MenschlicherBriefkasten
20.11.2024, 12:07:54
Der Vertrag ist unwirksam, weil D mangels Vertretungsmacht keinen Vertrag im Namen des E mit L abschließen konnte. Zur dritten Frage: dies ergibt sich aus den Grundsätzen der Stellvertretung, §§ 164 ff. BGB. Zur vierten Frage: ja, das ist der Fall.

FalkTG
12.12.2024, 09:19:25
Wer muss den Kaufmann sein? Der Einlagernde oder der Lagerhalter?
Šeki26
6.2.2025, 11:23:40
Besondere Eigenschaften an den Vertragspartner sind hier nicht
erforderlich. Es muss nur ein von Abs.3 erfasster Vertrag abgeschlossen worden sein. Vgl. u.a. MüKoHGB/Martens HGB § 366 Rn. 49
Ryd
21.12.2024, 22:22:22
Habe ich das also richtig verstanden, dass sich gemäß § 366 III HGB nach eurer Lösung insofern auswirkt, als dass das Verpflichtungsgeschäft des Lagervertrags wirksam ist? (mal angenommen es handelt sich hier um Kaufleute, was aus dem Sachverhalt schon nicht hervorgeht) Also praktisch dann ein
Rechtsscheinhinsichtlich der Vertretungsmacht durch guten Glauben begründet wird? Es wirkt fast so, als ob bei der Lösung das Trennungsprinzip überhaupt gar nicht beachtet wurde.

0815jurafuchs
25.4.2025, 11:14:21
Sehe die Darstellung hier wie mein Vorredner kritisch. In der Lösung ist davon die Rede, dass die Berechtigung zum Abschluss des Vertrages bestand. Ich lese es so, dass damit das Verpflichtungsgeschäft gemeint ist. § 366 I HGB schützt nur den guten Glauben an die Berechtigung zum Abschluss des
Verfügungsgeschäfts. § 366 III HGB räumt m.E. keinen weiteren Gutglaubensschutz ein als § 366 I HGB. § 366 III HGB kann sich daher m.E. nur auf den guten Glauben an die Verfügungsberechtigung erstrecken - hier also die Befugnis des Dritten dem Einlagernden den Besitz an den eingelagerten Sachen zu überlassen. § 366 III HGB ersetzt damit nur die für eine wirksame Verfügung notendige Zustimmung iSv § 185 II BGB fürs
Verfügungsgeschäft.

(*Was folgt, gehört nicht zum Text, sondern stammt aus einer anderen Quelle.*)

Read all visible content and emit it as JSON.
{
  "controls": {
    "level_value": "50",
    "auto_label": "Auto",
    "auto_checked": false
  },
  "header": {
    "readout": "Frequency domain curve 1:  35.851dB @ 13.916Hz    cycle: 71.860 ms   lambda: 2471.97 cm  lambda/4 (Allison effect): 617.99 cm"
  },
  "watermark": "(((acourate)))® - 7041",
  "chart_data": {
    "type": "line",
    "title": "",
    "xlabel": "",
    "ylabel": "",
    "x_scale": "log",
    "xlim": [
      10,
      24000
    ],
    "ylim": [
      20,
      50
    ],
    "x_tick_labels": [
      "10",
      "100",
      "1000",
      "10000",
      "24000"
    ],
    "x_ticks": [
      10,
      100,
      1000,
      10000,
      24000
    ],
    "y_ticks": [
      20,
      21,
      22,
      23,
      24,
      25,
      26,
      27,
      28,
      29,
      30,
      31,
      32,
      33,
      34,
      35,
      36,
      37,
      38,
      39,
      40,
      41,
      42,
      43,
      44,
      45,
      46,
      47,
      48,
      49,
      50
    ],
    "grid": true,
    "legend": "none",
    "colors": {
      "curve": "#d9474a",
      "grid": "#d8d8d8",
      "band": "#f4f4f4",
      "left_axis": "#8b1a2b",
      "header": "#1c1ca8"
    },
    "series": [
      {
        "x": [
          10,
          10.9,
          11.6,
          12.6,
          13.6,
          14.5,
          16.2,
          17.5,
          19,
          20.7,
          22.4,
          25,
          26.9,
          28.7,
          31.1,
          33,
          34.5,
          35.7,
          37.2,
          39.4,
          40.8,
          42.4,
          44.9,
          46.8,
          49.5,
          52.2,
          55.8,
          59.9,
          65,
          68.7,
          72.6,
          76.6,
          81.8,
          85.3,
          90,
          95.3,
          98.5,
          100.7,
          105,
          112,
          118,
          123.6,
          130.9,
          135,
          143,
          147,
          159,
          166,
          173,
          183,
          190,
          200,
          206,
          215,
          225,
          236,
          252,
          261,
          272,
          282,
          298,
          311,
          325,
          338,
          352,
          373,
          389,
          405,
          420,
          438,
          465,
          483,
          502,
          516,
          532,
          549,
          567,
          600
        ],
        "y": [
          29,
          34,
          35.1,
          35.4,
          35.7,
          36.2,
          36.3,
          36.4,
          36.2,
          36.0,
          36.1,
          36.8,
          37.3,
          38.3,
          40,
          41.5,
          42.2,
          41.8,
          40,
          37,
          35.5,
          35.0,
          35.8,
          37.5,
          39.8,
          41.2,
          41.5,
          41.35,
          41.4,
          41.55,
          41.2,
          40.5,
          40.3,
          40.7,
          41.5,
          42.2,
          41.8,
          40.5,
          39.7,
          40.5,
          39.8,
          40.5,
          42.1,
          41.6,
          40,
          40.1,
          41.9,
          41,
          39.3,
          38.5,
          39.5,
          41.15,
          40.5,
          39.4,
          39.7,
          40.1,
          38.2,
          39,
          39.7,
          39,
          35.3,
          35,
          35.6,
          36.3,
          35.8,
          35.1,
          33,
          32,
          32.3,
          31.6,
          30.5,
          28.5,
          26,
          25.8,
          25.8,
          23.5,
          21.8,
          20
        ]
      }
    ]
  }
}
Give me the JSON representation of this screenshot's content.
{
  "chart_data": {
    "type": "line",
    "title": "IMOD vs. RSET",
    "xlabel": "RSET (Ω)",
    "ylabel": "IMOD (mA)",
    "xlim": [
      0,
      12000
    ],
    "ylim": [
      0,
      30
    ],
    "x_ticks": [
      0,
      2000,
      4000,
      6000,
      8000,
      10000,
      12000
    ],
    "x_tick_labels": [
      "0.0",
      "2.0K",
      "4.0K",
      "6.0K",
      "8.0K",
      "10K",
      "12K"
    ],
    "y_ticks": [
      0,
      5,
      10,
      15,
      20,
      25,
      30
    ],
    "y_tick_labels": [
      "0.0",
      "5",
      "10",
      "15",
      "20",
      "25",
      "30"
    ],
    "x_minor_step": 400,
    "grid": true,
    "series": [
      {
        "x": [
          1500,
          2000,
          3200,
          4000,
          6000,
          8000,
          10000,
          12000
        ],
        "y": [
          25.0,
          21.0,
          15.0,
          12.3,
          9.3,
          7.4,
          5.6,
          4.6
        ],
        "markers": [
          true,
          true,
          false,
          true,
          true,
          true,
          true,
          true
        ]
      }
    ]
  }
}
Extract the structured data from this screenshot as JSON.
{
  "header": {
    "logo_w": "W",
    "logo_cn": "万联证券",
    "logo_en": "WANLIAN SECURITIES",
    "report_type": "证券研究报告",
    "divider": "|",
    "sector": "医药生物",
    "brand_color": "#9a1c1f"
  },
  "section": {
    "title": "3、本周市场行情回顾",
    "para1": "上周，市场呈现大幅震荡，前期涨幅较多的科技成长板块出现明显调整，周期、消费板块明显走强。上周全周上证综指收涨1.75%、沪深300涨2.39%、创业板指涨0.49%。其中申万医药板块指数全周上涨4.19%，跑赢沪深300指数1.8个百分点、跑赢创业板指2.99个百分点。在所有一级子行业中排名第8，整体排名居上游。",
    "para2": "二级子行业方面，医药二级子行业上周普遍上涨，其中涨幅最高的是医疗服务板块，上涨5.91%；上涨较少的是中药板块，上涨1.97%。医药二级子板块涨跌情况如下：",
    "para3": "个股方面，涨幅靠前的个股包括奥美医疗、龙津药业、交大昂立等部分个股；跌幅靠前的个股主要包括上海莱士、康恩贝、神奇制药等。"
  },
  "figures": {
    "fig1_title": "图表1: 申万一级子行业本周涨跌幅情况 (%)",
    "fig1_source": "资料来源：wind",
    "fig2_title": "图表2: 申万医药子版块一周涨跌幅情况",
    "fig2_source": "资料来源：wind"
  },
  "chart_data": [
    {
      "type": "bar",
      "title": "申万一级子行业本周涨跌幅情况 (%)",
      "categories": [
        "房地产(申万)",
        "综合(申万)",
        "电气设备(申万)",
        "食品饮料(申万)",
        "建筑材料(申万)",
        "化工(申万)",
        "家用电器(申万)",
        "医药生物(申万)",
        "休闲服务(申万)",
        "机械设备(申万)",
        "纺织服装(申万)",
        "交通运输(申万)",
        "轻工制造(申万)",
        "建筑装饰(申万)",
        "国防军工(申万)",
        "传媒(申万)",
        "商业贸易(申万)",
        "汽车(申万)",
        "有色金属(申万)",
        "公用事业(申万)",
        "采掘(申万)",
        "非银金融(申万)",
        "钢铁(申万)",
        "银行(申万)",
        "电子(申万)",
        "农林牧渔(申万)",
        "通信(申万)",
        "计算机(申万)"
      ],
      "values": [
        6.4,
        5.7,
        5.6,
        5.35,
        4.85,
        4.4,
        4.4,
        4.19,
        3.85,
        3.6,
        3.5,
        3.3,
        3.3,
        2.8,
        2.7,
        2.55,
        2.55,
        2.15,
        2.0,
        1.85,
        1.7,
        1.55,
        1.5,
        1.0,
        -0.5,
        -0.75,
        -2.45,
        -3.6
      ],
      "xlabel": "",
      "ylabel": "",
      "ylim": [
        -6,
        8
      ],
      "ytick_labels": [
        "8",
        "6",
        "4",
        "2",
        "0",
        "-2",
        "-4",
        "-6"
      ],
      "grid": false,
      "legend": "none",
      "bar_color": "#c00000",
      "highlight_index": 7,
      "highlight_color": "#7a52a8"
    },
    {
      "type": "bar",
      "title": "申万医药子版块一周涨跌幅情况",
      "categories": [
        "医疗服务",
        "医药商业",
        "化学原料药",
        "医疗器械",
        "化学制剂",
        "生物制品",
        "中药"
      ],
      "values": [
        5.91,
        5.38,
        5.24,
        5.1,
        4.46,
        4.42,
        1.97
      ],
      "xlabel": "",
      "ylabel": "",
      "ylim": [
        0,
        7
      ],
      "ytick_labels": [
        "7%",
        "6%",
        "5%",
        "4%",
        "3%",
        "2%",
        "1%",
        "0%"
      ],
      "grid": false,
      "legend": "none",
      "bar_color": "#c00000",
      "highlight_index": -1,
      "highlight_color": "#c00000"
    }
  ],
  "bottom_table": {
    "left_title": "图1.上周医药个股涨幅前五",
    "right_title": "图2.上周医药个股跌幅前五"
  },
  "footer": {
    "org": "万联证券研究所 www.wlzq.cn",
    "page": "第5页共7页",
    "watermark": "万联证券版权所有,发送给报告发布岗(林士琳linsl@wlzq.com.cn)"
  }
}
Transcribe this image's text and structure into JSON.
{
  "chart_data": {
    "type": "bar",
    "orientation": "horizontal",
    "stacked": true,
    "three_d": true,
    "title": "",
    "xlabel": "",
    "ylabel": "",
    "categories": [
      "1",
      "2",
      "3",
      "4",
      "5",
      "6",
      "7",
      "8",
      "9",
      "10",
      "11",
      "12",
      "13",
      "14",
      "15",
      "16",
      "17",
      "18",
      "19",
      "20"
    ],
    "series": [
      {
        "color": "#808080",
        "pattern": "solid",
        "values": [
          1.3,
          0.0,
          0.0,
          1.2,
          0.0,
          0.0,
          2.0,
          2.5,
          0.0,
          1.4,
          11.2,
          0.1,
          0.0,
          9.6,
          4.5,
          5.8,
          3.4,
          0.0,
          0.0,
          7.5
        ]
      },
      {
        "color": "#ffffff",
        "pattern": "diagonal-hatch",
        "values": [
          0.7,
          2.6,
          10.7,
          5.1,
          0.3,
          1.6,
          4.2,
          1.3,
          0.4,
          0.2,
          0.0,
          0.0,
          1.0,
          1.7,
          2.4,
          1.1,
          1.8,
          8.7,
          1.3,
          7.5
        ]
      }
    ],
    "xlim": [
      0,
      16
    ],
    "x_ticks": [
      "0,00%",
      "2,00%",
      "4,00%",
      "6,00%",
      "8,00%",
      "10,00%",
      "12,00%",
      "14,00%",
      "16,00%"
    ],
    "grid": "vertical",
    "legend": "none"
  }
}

Eine fehlende Vertretungsmacht für den Abschluss des Lagervertrages wie m.E. in der Lösung suggeriert kann m. E. über § 366 III HGB nicht geheilt werden, so dass es an einem wirksamen
schuldrechtlichen Verpflichtungsgeschäft fehlt. Angesichts der damit einhergehenden Konsequenzen (bspw. im Zusammenhang mit
bereicherungsrechtlichen Problemen) fände ich hier eine Stellungnahme der Redaktion hilfreich.